Il suo addio ai campi da gioco ha segnato, senza retorica, il tramonto di un’era. Smetteva di giocare l’uomo che aveva reso grande il calcio made in Usa, smetteva di giocare il miglior marcatore (e assistman) di sempre della storia della Nazionale statunitense (57 gol) e della Major League Soccer (144 gol). Era troppo, decisamente troppo. Per certi versi si stavano rivivendo le emozioni provate con l’addio al basket di Michael Jordan: un sentimento di malinconia unito a un estremo senso di gratitudine verso un uomo, ma che dico, un eroe che aveva scelto l’America per rappresentare un intero sport. Come si fa a rassegnarsi a una tale perdita? Semplicemente non si può. E allora, almeno per Donovan, è avvenuto quello che il celebre film d’animazione Space Jam ha immaginato per Jordan: un clamoroso ritorno in campo dopo l’addio. Noi non sappiamo se dal 2014 ad oggi Donovan sia stato chiamato da Bugs Bunny e Daffy Duck a giocare una partita di calcio contro gli alieni, ma fatto sta che il campione a stelle e strisce ha deciso di tornare a giocare. “Voglio alzare ancora un altro trofeo, non ce la faccio più a stare lontano dal calcio”, ha dichiarato. La sua squadra, manco a dirlo, sarà ancora quella allenata dal suo più grande estimatore: Bruce Arena. La squadra in cui ritroverà altri miti del calcio, come il “gemello del gol” Robbie Keane (ritiratosi la settimana scorsa dalla Nazionale irlandese) e Steven Gerrard, grande avversario nei derby di Liverpool tra 2009 e 2012. Ma facciamo un passo indietro.

Di leghe calcistiche, gli Stati Uniti avevano già fatto piena esperienza negli anni precedenti.

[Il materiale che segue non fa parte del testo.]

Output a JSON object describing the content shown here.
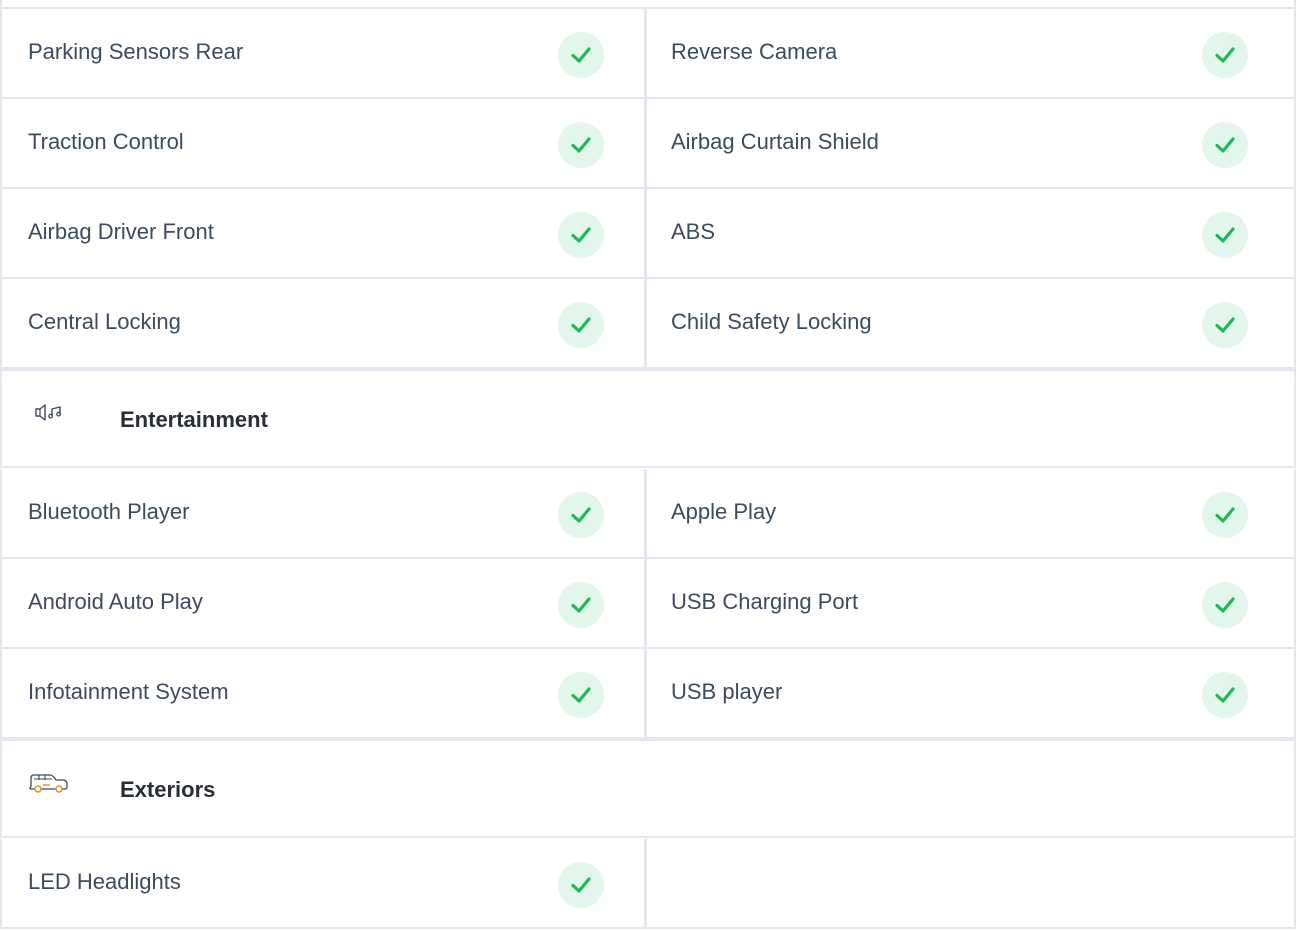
{
  "colors": {
    "border": "#e3e8ee",
    "check_bg": "#e3f6ec",
    "check_mark": "#1db954",
    "text": "#3b4c5f",
    "heading": "#2a2f35",
    "exteriors_icon_accent": "#f08a24"
  },
  "safety_rows": [
    {
      "left": "Parking Sensors Rear",
      "right": "Reverse Camera"
    },
    {
      "left": "Traction Control",
      "right": "Airbag Curtain Shield"
    },
    {
      "left": "Airbag Driver Front",
      "right": "ABS"
    },
    {
      "left": "Central Locking",
      "right": "Child Safety Locking"
    }
  ],
  "entertainment": {
    "title": "Entertainment",
    "icon": "speaker-music-icon",
    "rows": [
      {
        "left": "Bluetooth Player",
        "right": "Apple Play"
      },
      {
        "left": "Android Auto Play",
        "right": "USB Charging Port"
      },
      {
        "left": "Infotainment System",
        "right": "USB player"
      }
    ]
  },
  "exteriors": {
    "title": "Exteriors",
    "icon": "car-icon",
    "rows": [
      {
        "left": "LED Headlights",
        "right": ""
      }
    ]
  },
  "check_icon": "check-icon"
}
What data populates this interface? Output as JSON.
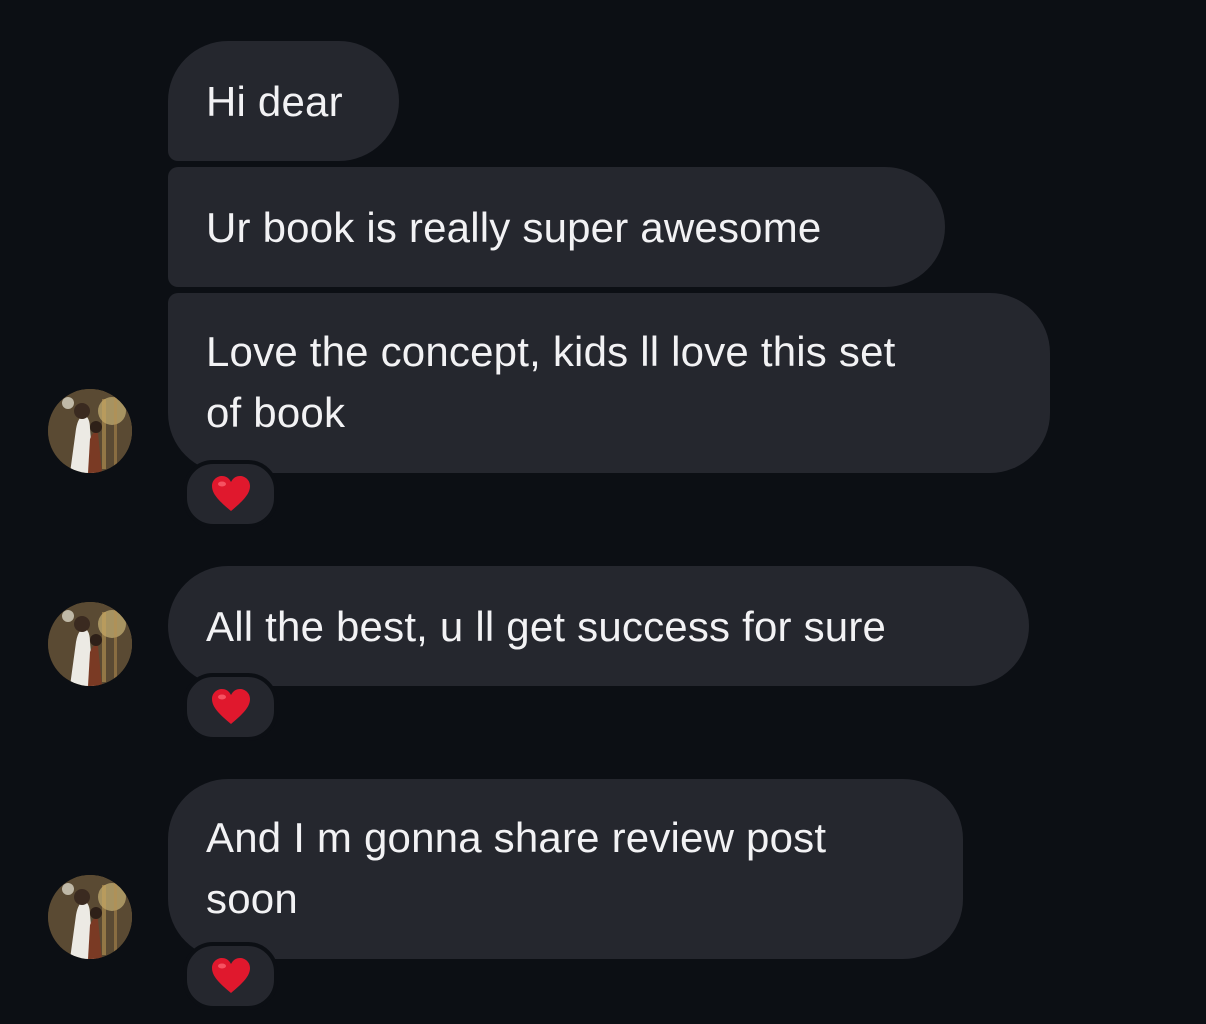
{
  "messages": [
    {
      "lines": [
        "Hi dear"
      ]
    },
    {
      "lines": [
        "Ur book is really super awesome"
      ]
    },
    {
      "lines": [
        "Love the concept, kids ll love this set",
        "of book"
      ],
      "reaction": "heart-emoji"
    },
    {
      "lines": [
        "All the best, u ll get success for sure"
      ],
      "reaction": "heart-emoji"
    },
    {
      "lines": [
        "And I m gonna share review post",
        "soon"
      ],
      "reaction": "heart-emoji"
    }
  ],
  "colors": {
    "background": "#0c0f14",
    "bubble": "#25272e",
    "text": "#f2f2f4",
    "heart": "#e0182d"
  },
  "icons": {
    "avatar": "profile-photo-avatar",
    "reaction": "red-heart-icon"
  }
}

Ma il calcio non valeva ancora nulla, nonostante il passaggio di protagonisti mitologici (bastino i nomi di Johann Cruijff e Pelè). Nel 1994 Landon aveva 12 anni e, per la prima volta nella sua vita, sperimentò in prima persona la grande passione che il calcio era in grado di infondere nel pubblico popolare. Anche oltreoceano, anche nel Paese del basket, del football e del baseball. Quell’estate andavano in scena i Mondiali di Usa ’94, segnati dalla stella indiscussa di un poeta in scarpe da calcio: Roberto Baggio. E fu proprio il Divin Codino, ribattezzato dagli americani “Pony tail” per via della sua capigliatura, ad accendere gli animi di chi, di lì a poco, si sarebbe scoperto grande appassionato di soccer. Baggio, Pallone d’Oro in carica, era un qualcosa di mai visto: correva e danzava sull’erbetta, dipingeva con l’interno destro e portava avanti la sua (e la nostra) Nazionale con il volto segnato da sofferenza e passione. Per Donovan fu una rivelazione. Qualche anno dopo sarebbe stato lui a far sognare i tifosi americani nello stesso modo in cui Baggio faceva sognare gli italiani. Ecco perché la storia del calcio statunitense si divide tra un prima e un dopo Landon Donovan, l’uomo che da solo ha preso a calci il pallone in un Paese dove la palla si faceva rimbalzare, si picchiava con una mazza o non era neanche rotonda.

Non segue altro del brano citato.